L'apprentissage des langues dès le plus jeune âge

Apprentissage précoce





L'apprentissage des langues dès le plus jeune âge.

L'ambition, dans les cinq ans, est que tous les élèves de 6ème apprennent deux langues vivantes, l'une commencée à l'école primaire, l'autre débutée au collège. Elle est aussi d'ouvrir les sections européennes dès la classe de 6ème.

Le 20 juin 2000, Jack Lang, ministre de l'éducation nationale, présentait, à la presse, la nouvelle politique du gouvernement français en matière d'enseignement des langues étrangères. Dans une Europe où 47% des personnes affirment ne connaître aucune langue étrangère, il était grand temps que la France, à l'heure de l'année européenne des langues 2001 , se penche, comme ses voisins, sur la question en vue de prendre des mesures en faveur de l'apprentissage des langues étrangères.

Un état des lieux

Cette prise de conscience est un phénomène relativement récent en Europe et est directement liée à la construction européenne et à son marché unique. En effet, si la libre circulation des personnes au sein de l'Union Européenne n'a pas été une mesure d'incitation suffisante à l'apprentissage d'une langue étrangère pour les citoyens de l'UE, l'argument économique lié à la libre circulation des marchandises et, à une autre échelle, à la mondialisation a fait tomber les dernières réticences. Ainsi, chacun s'accorde à dire que la maîtrise et l'utilisation de la langue du client est un atout majeur dans le monde des affaires. Affirmation corroborée par les conclusions du Livre vert sur les obstacles à la mobilité transnationale qui conclut: La méconnaissance des langues et de certains aspects culturels demeurent deux des principaux obstacles à la mobilité.

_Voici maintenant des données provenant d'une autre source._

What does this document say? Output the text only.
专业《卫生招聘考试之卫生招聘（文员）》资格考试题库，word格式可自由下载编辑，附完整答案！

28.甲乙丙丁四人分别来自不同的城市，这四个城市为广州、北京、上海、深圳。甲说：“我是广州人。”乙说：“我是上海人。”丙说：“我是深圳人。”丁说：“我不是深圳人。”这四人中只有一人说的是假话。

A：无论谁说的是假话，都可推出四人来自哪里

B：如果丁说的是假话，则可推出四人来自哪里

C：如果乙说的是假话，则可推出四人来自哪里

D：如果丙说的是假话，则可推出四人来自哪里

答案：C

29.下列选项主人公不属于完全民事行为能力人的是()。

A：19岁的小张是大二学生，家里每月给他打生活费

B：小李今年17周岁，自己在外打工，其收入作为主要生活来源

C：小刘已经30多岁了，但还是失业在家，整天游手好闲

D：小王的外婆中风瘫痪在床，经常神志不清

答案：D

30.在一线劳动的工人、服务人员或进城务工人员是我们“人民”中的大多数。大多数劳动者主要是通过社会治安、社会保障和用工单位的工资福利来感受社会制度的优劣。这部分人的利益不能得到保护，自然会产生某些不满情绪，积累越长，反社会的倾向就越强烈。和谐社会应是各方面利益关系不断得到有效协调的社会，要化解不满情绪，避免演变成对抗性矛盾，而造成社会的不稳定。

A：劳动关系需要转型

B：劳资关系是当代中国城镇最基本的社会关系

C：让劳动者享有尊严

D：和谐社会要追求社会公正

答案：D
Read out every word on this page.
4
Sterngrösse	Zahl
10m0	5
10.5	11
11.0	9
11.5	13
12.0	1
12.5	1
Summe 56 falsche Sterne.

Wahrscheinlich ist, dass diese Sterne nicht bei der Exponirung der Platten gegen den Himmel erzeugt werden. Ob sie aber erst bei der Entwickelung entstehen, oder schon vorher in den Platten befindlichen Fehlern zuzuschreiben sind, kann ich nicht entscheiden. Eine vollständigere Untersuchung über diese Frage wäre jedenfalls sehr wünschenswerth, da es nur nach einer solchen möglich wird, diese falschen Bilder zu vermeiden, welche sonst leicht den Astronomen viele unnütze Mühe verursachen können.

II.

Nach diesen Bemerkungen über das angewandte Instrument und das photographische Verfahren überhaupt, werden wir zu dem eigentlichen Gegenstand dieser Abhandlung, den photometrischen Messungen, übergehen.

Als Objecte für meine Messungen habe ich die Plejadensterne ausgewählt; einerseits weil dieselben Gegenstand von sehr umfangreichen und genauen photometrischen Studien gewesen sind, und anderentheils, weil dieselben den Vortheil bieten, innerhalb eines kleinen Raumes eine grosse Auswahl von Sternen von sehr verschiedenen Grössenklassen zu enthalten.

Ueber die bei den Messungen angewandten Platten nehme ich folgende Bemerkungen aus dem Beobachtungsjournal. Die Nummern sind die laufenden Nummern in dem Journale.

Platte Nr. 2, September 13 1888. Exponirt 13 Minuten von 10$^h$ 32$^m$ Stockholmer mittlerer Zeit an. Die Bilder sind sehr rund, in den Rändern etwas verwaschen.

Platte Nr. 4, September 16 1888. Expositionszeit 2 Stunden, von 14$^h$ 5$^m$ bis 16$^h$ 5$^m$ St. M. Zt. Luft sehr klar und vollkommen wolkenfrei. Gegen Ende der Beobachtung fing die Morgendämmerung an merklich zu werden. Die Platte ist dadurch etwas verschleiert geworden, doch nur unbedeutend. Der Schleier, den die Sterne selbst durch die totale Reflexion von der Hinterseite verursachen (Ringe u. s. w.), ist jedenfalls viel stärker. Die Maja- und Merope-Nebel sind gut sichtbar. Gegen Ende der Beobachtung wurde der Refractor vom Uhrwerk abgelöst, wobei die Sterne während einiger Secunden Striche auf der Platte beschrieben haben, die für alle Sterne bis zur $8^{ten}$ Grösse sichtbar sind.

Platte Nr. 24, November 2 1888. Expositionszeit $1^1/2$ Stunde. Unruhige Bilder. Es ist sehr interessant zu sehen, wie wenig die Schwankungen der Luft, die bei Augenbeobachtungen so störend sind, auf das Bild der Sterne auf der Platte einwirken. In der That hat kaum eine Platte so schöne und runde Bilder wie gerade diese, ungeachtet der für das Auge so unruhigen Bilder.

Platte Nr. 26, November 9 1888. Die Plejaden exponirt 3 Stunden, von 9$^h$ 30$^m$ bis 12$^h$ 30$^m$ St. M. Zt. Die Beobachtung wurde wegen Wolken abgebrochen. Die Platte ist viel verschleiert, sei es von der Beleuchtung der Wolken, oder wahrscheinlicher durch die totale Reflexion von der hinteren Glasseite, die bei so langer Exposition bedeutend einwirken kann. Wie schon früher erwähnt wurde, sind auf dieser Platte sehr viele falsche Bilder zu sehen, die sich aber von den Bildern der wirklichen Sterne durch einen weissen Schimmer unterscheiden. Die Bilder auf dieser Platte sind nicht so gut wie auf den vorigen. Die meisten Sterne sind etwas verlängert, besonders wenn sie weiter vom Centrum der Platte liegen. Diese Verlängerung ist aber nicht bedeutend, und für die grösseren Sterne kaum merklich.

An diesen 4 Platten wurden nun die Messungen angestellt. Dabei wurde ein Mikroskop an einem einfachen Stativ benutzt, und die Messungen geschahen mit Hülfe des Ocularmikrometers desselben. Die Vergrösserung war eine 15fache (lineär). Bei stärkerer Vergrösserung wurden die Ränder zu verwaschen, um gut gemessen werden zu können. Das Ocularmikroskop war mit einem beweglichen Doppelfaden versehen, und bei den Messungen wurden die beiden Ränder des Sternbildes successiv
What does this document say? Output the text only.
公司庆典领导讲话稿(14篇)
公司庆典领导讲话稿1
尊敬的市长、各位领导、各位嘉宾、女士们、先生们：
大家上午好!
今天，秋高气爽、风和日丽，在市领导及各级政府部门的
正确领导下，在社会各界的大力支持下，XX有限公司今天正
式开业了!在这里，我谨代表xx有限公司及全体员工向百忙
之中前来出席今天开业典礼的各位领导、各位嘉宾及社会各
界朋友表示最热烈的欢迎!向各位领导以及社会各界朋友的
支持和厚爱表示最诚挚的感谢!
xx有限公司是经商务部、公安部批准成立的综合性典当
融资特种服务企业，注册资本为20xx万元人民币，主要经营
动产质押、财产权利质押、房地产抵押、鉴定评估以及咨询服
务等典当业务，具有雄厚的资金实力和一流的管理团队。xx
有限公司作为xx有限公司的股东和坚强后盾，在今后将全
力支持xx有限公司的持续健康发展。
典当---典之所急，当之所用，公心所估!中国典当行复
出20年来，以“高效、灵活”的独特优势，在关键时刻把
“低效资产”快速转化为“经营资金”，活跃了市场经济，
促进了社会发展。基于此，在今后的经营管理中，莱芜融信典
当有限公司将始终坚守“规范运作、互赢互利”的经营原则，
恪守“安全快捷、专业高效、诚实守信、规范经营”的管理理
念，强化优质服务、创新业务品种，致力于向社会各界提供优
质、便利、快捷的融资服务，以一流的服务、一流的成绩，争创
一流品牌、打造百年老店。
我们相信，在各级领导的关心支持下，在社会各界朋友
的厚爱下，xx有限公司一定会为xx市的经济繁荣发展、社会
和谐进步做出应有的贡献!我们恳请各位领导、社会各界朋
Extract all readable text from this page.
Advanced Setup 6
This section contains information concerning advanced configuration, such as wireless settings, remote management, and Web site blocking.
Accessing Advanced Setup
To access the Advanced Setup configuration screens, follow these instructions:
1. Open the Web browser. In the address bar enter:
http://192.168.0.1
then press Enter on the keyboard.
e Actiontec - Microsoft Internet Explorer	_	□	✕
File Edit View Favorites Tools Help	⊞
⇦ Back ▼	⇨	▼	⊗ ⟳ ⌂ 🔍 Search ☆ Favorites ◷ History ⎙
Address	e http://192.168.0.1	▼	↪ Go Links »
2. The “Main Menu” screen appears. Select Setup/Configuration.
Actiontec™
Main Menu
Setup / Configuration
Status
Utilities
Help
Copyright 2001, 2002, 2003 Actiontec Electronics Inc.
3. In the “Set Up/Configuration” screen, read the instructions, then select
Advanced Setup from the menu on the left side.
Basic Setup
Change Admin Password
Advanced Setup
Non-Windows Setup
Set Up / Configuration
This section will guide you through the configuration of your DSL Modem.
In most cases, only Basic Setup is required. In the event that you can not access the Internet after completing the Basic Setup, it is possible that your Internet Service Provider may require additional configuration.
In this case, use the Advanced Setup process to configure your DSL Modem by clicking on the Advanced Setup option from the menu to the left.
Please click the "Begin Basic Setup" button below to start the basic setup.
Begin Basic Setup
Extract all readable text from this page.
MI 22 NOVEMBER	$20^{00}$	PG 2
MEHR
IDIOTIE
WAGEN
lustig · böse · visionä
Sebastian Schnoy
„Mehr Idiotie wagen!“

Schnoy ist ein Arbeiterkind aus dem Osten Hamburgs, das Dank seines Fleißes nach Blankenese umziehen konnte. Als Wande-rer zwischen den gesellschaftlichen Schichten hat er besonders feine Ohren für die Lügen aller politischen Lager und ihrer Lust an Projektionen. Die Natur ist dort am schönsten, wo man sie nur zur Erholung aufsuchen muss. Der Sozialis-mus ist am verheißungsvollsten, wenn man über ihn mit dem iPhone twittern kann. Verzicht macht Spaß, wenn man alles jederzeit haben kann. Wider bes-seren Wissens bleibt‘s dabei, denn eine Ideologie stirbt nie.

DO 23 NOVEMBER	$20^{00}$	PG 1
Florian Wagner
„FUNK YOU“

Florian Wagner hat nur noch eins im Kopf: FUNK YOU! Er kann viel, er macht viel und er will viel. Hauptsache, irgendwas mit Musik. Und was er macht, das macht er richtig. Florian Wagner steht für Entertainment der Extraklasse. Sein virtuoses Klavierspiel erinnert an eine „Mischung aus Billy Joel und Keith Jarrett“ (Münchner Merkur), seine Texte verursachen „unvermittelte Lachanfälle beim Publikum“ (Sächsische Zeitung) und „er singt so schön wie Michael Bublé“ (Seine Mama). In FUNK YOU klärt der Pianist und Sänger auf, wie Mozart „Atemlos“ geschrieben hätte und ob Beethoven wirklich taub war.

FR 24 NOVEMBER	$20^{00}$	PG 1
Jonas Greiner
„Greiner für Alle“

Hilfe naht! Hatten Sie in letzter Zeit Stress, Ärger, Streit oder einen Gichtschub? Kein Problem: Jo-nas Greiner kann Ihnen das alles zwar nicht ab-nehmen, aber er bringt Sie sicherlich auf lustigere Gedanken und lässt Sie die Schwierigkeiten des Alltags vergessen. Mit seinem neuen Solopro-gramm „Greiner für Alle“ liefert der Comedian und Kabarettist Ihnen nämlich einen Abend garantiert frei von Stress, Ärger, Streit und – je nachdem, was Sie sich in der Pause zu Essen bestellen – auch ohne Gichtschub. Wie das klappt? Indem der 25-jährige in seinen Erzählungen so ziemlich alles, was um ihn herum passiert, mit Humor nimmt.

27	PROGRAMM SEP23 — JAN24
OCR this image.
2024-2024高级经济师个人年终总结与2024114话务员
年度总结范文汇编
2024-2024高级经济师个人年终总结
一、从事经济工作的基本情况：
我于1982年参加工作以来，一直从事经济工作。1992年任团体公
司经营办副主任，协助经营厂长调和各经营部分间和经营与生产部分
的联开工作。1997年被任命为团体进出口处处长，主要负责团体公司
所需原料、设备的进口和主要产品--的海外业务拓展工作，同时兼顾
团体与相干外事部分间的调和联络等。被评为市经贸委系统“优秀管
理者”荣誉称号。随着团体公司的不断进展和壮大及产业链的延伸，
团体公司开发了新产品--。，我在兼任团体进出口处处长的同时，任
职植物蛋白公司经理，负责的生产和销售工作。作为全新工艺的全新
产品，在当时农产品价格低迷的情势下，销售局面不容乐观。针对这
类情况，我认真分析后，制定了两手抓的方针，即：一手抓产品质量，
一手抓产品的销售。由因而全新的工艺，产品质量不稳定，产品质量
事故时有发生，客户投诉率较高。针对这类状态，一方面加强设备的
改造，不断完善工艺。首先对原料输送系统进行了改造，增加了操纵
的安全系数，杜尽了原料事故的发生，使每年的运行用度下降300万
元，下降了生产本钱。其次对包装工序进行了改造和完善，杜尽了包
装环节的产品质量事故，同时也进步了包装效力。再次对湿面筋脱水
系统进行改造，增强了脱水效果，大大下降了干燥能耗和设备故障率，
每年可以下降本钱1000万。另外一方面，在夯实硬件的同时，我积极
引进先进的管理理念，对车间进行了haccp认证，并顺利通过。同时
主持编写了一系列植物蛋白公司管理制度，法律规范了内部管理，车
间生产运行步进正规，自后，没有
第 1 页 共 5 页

Consciente de l'enjeu que représente l'apprentissage des langues étrangères au sein de l'UE, la Direction Générale de l'Éducation et de la Culture de la Commission européenne a commandé auprès de l'INRA un sondage d'opinion effectué dans les quinze États membres, sur la connaissance des langues dans les différents pays de l'UE. Le rapport intitulé Les européens et les langues nous apporte de précieuses informations sur ce sujet et nous révèle, que non seulement les Européens ne sont que 53% à connaître une langue étrangère, mais qu'ils ne sont que 26% à en connaître une seconde langue étrangère. En ce qui concerne leur apprentissage, on constate que le lieu le plus répandu pour apprendre une première langue étrangère est l'école secondaire pour 59% des Européens, devant les vacances à l'étranger (20%). À l'heure où le ministre de l'éducation annonce la mise en place de son plan langues vivantes , les Luxembourgeois semblent être en avance en la matière puisqu'ils sont 70% à déclarer avoir appris une première langue étrangère dès l'école primaire. Ils sont même 10% à avoir pris leurs premières leçons à la crèche.

À quel âge a-t-on le plus de prédispositions pour apprendre une langue?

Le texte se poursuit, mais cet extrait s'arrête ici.